DANS TROIS ARRÊTS identiques, la première chambre civile de la Cour de cassation a ouvert une brèche pour les parents qui désirent inscrire leur enfant né sans vie à l'état civil. Ce droit, c'est également pour eux la possibilité de donner un nom à leur enfant, de bénéficier de certains droits sociaux comme le droit au congé maternité, ou encore celui de récupérer son corps afin d'organiser ses obsèques et de faire leur deuil. Jusqu'à présent, les enfants mort-nés ne pouvaient bénéficier que d'une «déclaration d'enfant sans vie», à la condition de répondre au seuil de viabilité établi en 1977 par l'Organisation mondiale de la santé : un poids de plus de 500 g ou une grossesse de plus de 22 semaines. Les trois foetus visés dans les arrêts avaient entre 18 et 21 semaines et pesaient entre 155 et 400 g. La Cour de cassation a estimé que le jugement d'appel avait violé l'article 79-1 du code civil, lequel «ne subordonne pas l'établissement d'un acte d'enfant sans vie ni au poids du foetus ni à la durée de la grossesse». Dans ses conclusions, l'avocat général Alain Legoux avait rappelé que «ce n'est pas à (la jurisprudence) de fixer la norme, mais à la loi». «Quelle meilleure façon d'y inciter le législateur» que de casser les trois arrêts, cela «permettra au législateur de faire oeuvre d'harmonisation», avait-il suggéré à la Cour.
Une réflexion opportune.
Pour le Pr Claude Sureau, gynécologue-obstétricien et membre de l'Académie de médecine, auteur notamment de « Son nom est personne » (Albin Michel, 2005), les arrêts de la première chambre civile ont «un gros défaut», celui de ne pas clairement indiquer un poids et un terme minimal à partir duquel les parents pourraient faire une démarche de reconnaissance civile. «Cela voudrait dire que, éventuellement, des débris de fausse couche de 15jours ou trois semaines pourraient être déclarés à l'état civil», souligne-t-il, en rappelant que la chambre criminelle de la Cour de cassation avait indiqué, dans quatre arrêts successifs, que la personne humaine commençait à la naissance et que la mort d'un foetus avant la naissance ne pouvait pas être considérée comme une faute.

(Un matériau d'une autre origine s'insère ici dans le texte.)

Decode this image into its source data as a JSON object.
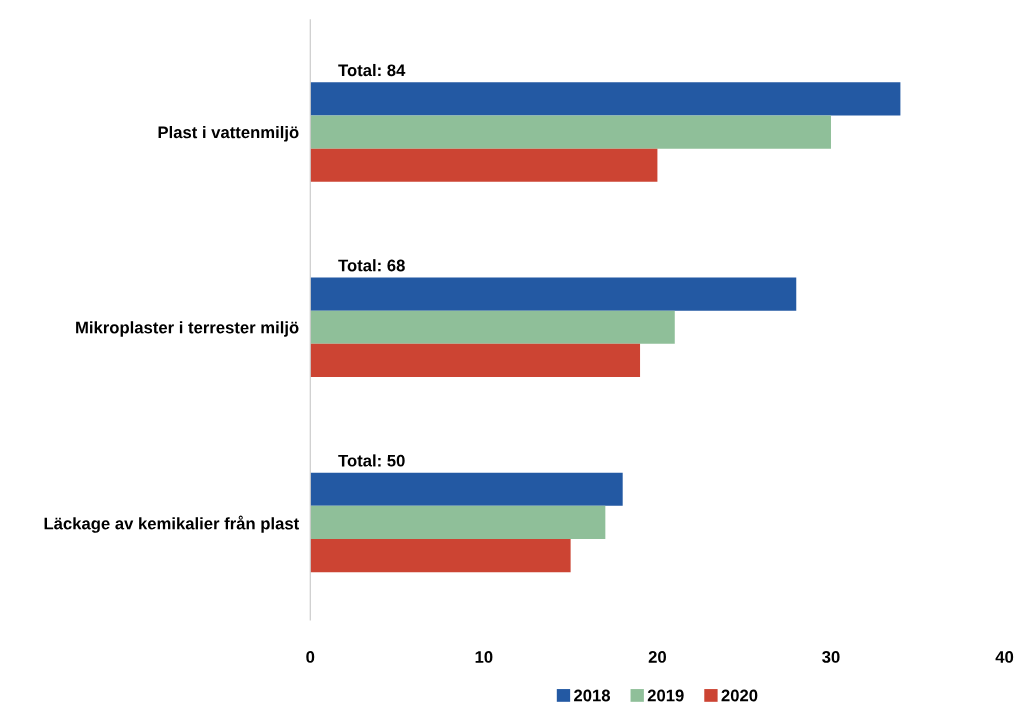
{
  "chart_data": {
    "type": "bar",
    "orientation": "horizontal",
    "categories": [
      "Plast i vattenmiljö",
      "Mikroplaster i terrester miljö",
      "Läckage av kemikalier från plast"
    ],
    "series": [
      {
        "name": "2018",
        "color": "#2359a3",
        "values": [
          34,
          28,
          18
        ]
      },
      {
        "name": "2019",
        "color": "#8fbf99",
        "values": [
          30,
          21,
          17
        ]
      },
      {
        "name": "2020",
        "color": "#cc4433",
        "values": [
          20,
          19,
          15
        ]
      }
    ],
    "totals": [
      "Total: 84",
      "Total: 68",
      "Total: 50"
    ],
    "xlim": [
      0,
      40
    ],
    "xticks": [
      0,
      10,
      20,
      30,
      40
    ],
    "grid": false,
    "legend": "bottom"
  }
}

«La décision de la chambre civile répond à un besoin et à une motivation parentale que l'on peut parfaitement comprendre. Je pense que cette décision, qui va entraîner un nouvel arrêt de cour d'appel et ensuite éventuellement une décision plénière de la Cour de cassation, va permettre d'ouvrir une réflexion opportune, poursuit le Pr Sureau. A l'heure actuelle, l'absence de statut juridique de l'enfant à naître est déplorable. Le foetus et les embryons vivants, pour le corps médical, ont une réalité: ce sont des patients. lls ont également une réalité pour les parents. Je suis en faveur d'une réflexion législative sur le statut de l'être prénatal. Mais on comprend que le législateur ne souhaite pas ouvrir la boîte de Pandore avec une nouvelle remise en cause de la loi Veil, sachant très bien que les associations catholiques militantes se préparent à le faire.»
Mais pour l'académicien, les parlementaires n'échapperont pas, avec les progrès de la médecine, à une réflexion sur ce sujet.
Réactions
– Pour le médiateur de la République, Jean-Paul Delevoye, cette décision juridique montre que le Parlement doit «définir très clairement» la notion de viabilité, qui dépend aujourd'hui «de l'appréciation du médecin». Les critères de l'OMS ont été retenus en France par une circulaire de 2001, mais celle-ci «n'a pas de force juridique». «Je demande simplement à ce qu'on prenne cette circulaire et qu'on lui donne une force juridique», a ajouté le médiateur. «La France est l'un des rares pays européens à avoir une notion de viabilité qui n'est pas très précise», a-t-il souligné, tout en précisant qu'il existait «un travail en cours» sur ce dossier au sein du gouvernement. Selon la loi, un enfant en gestation est qualifié d'embryon durant les trois premiers mois de grossesse, puis de foetus.
– Maïté Albagly, secrétaire générale du Mouvement français pour le planning familial, s'est déclarée «scandalisée» par la décision de la Cour de cassation, jugeant qu'il s'agit d'une «usine à gaz». «On respecte les familles, mais, là, on ouvre une brèche, dit-elle, on va finir par déclarer un embryon dès la conception, on monte quelque chose qui à la longue peut mettre en cause l'avortement.»
– Pour Chantal Birman, vice-présidente de l'ANCIC (centres d'IVG et de contraception), ce «dérapage juridique» peut avoir des conséquences très graves pour les femmes, aussi bien au niveau du droit à l'avortement qu'au niveau psychique.